Atthaya menaruh cangkir tehnya ke piring kecil dengan cukup kasar hingga mengeluarkan suara dentingan yang cukup membuat kelompok kecil itu terdiam dan menatapnya.

"Saya rasa ga penting ya Rajen mau ambil jurusan apa, lulus ga lulus dia akan ngelanjutin usaha Papanya, Rajen udah dididik sebagai pembisnis dari umur lima tahun, ibu-ibu sekalian. Kuliah hanya formalitas. Kalau ibu-ibu sekalian begitu khawatirnya, mungkin saya harus mengingatkan ibu-ibu lagi, kalau suami saya, Pranata Akshaye Satyayuga mempunyai jaringan perusahaan telekomunikasi terbesar kedua di Asia Tenggara. Saya permisi dulu ya, suami saya sudah menjemput di depan."

Atthaya menaruh gelas dan cangkir tehnya ke atas meja, lalu tersenyum tipis seraya mengambil tas tangannya.

****

"Sumpah ya Mas, masalah buat mereka kalau Rajen ambil jurusan sastra? Anak, anak aku. Malah mereka yang repot."

Pranata tersenyum sambil menyetir, bahkan setelah dua puluh tahun lebih mereka bersama, istrinya tidak pernah berubah, selalu cerewet seperti pertama kali mereka berjumpa.

"Kok tiba-tiba Rajen niat kuliah setelah kamu bujuk selama dua bulan? Pake milih jurusan pula."

Atthaya mengingat lagi percakapannya dengan putra semata wayangnya itu, lalu berdecak, "Ketemu temen baru kali, dia kan selalu gitu. Ikut-ikut temen dari dulu, kalo ga mikir dia punya otak encernya lebih encer daripada masker kebanyakan air, ga bakal aku izinin dia asal-asalan gitu."

"Bukan ketemu cewek?"

"Hmm, Rajendra? Tertarik sama cewek?," Atthaya tertawa lebar, "Kamu inget ga? Waktu kelulusan SMA dia dulu? Dia pacaran sama siapa itu? Anaknya manager di perusahaan kamu?"
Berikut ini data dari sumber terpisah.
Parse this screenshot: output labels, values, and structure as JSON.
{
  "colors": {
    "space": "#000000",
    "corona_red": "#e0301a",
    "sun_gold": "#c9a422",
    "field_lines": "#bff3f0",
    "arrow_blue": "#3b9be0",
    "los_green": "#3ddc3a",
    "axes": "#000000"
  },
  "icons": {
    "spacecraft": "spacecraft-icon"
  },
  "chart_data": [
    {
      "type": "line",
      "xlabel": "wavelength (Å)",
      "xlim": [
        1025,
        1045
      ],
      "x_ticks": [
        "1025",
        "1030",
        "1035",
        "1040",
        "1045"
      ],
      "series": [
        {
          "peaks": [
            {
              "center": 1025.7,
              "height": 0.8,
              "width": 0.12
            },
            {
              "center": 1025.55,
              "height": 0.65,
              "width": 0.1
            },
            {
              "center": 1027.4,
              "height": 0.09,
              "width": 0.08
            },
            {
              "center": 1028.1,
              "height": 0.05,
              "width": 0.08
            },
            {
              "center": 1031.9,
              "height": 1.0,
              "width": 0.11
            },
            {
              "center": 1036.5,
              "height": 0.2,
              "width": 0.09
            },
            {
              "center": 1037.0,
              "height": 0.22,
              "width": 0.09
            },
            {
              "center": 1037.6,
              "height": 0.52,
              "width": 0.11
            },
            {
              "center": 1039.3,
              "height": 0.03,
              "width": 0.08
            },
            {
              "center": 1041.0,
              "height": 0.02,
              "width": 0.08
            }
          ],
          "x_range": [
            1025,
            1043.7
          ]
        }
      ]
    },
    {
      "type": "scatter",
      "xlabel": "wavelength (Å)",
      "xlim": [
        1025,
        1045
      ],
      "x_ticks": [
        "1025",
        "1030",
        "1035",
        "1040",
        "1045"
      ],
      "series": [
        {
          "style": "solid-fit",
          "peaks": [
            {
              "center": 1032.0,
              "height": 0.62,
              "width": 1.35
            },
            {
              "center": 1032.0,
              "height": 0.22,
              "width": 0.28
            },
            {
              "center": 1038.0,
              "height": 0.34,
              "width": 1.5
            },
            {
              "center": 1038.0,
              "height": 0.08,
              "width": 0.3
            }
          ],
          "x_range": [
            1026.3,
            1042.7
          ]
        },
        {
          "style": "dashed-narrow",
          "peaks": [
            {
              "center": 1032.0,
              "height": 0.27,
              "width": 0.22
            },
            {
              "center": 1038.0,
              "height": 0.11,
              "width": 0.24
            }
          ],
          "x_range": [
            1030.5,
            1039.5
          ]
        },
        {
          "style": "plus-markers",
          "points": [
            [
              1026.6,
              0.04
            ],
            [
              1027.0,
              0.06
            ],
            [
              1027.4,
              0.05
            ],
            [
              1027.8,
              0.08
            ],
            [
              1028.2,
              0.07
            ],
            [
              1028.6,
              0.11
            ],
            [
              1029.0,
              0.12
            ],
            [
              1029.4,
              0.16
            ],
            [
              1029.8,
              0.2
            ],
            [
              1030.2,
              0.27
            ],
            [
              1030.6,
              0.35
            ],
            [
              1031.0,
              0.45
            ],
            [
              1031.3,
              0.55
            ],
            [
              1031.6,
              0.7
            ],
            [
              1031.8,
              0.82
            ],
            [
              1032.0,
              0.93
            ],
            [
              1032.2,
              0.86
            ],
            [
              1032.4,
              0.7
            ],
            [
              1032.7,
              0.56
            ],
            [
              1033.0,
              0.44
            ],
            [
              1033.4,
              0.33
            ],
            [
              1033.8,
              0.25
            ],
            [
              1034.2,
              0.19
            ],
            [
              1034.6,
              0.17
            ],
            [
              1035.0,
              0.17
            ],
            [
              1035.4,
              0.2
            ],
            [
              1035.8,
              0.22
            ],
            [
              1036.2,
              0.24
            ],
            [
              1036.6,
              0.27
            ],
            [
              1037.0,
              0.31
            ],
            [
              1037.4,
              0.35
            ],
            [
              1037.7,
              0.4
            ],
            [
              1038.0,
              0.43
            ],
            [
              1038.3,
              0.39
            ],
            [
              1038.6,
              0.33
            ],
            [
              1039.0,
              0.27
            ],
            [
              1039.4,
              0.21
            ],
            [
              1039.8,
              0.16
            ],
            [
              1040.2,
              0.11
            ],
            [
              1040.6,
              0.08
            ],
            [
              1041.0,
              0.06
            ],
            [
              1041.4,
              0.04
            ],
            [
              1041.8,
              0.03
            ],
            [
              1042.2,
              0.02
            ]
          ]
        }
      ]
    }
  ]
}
"Anaknya Januardi bukan sih?"

"Iya, itu, aku lupa siapa namanya. Waktu speech di depan tentang luar angkasa, dia ada pertanyaan pilih pacarnya sekarang atau jelajah angkasa. Kamu inget ga jawaban dia? 'Itu bukan pertanyaan, karena sudah ada jawaban. Tentu saja Planet dan kawan-kawannya lebih penting daripada pacar saya.' dan dia diputusin."

Pranata tersenyum ketika mengingat kejadian itu, "Iya aku inget."

"Nah, segitu ga mungkinnya Rajen naksir cewek. Mungkin dia bakal nyari alien dulu buat dinikahin. Ga habis pikir aku."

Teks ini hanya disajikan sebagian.